Due sorelle separate da un padre cattivo che non si rivedranno mai più per tutta la vita. Una cavalcata familiare che dura mezzo secolo tra le strade di Rio de Janeiro. La punteggiatura sonora continua di un pianoforte destinato a bruciare tra le fiamme e lo sfondo visivo di una flora incombente che avvolge i protagonisti. La vita invisibile di Euridice Gusmao, in sala con Officine Ubu dal 12 settembre, è stato definito, con brillante intuizione, un “melodramma tropicale”.
La struttura classica, dolorosa, e visivamente lussureggiante del melò. L’umido alito di calore equatoriale che insuffla angoscia e insofferenza tra la più timida e giovane Euridice (Carol Duarte), giovane promessa del pianoforte, e Guida (Julia Stockler), sua sorella più grande. Siamo nei primi anni cinquanta, tra colori saturi e la pasta densa di una fotografia magistrale, la due ragazze, attaccatissime, affrontano i primi patimenti sentimentali dell’esistenza. Euridice copre le scappatelle già mature di Guida, ma poi quest’ultima scapperà con un bellimbusto greco. Tornata a casa felice tempo dopo verrà cacciata dall’imbestialito padre che le annuncia che non potrà più rivedere la sorella in quanto trasferitasi al Conservatorio di Vienna. Ma le due sorelle non sono separate dall’Oceano Atlantico, anzi vivono e vivranno nella stessa città per decenni sfiorandosi, percependo la presenza l’una dell’altra, con solo le lettere di Guida ad Euridice a mostrarcele non lontane, missive che poi finiranno in uno scatolone occultato dal loro padre.
Tratto dal romanzo di Martha Batalha, parente alla lontana de L’Amica Geniale, il regista e sceneggiatore brasiliano Karin Ainouz dipinge un magmatico affresco sulla cultura patriarcale e la volontà emancipatoria della donna che si traduce in resilienza.
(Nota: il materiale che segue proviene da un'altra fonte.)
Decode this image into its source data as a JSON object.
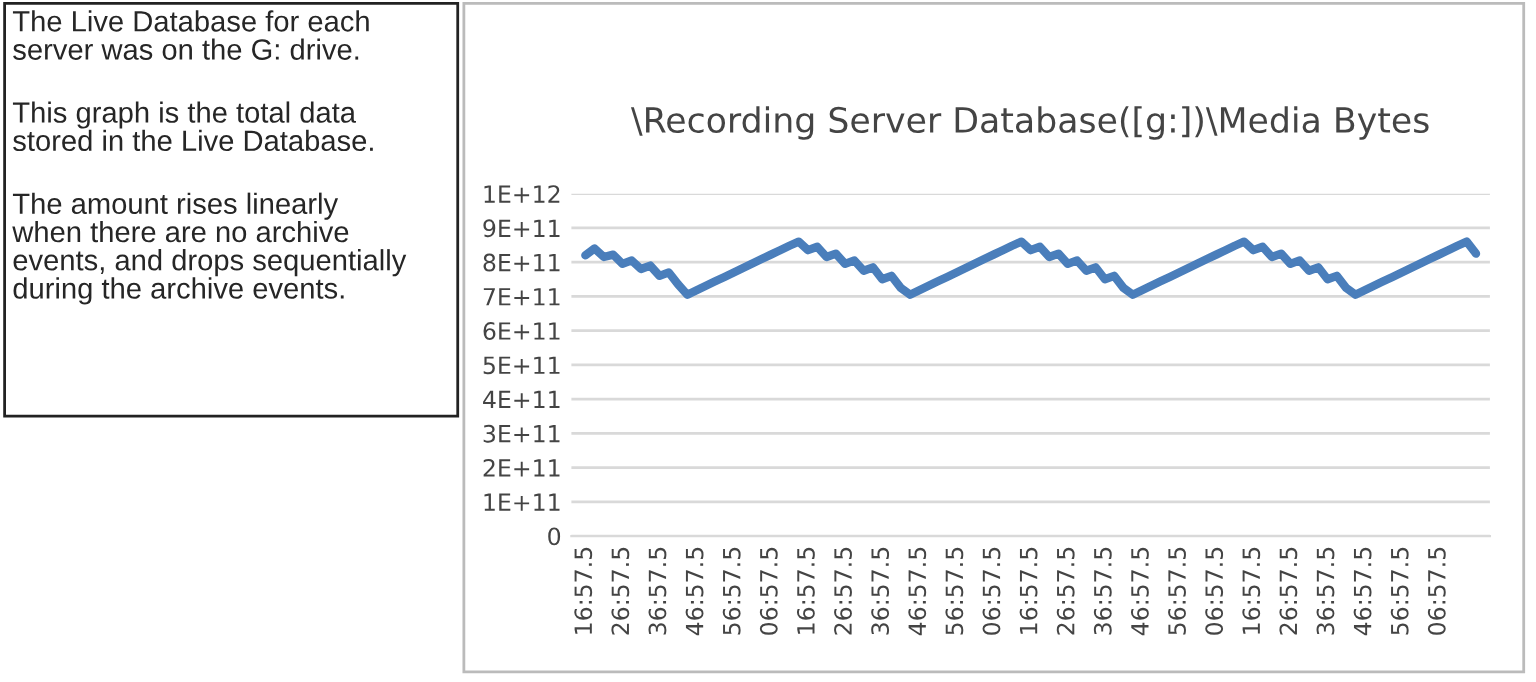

Per nulla schiavo della trama (si capisce comunque tutto senza problemi, state tranquilli), nelle due ore e quattordici che volano via leggere come variopinte farfalle, Ainouz preferisce affidarsi totalmente alla densità e al significato dell’immagine e spesso alla recitazione senza dialogo.
Poco interessato alle canoniche giunture di montaggio causa-effetto, si corre per tracce, sensazioni, improvvisi momenti descrittivi ma mai totalizzanti, si salta in avanti continuamente nel tempo lasciando vuoti spazi, possibili deviazioni, scontate risoluzioni. Intanto La vita invisibile di Euridice Gusmao ammalia lo sguardo con la sua languida saudade, concupisce l’attenzione mostrando nudità esteriori ed interiori dei protagonisti, facendo emergere la sempre più vana e sfuggente distanza tra sorelle. Si esce sazi e affranti, ma ne vale la pena. Straordinario blocco finale con l’89enne Fernanda Montenegro, la protagonista di Central do Brasil di Salles, in scena per dieci indimenticabili minuti. Miglior film al Certain Regard di Cannes 2019.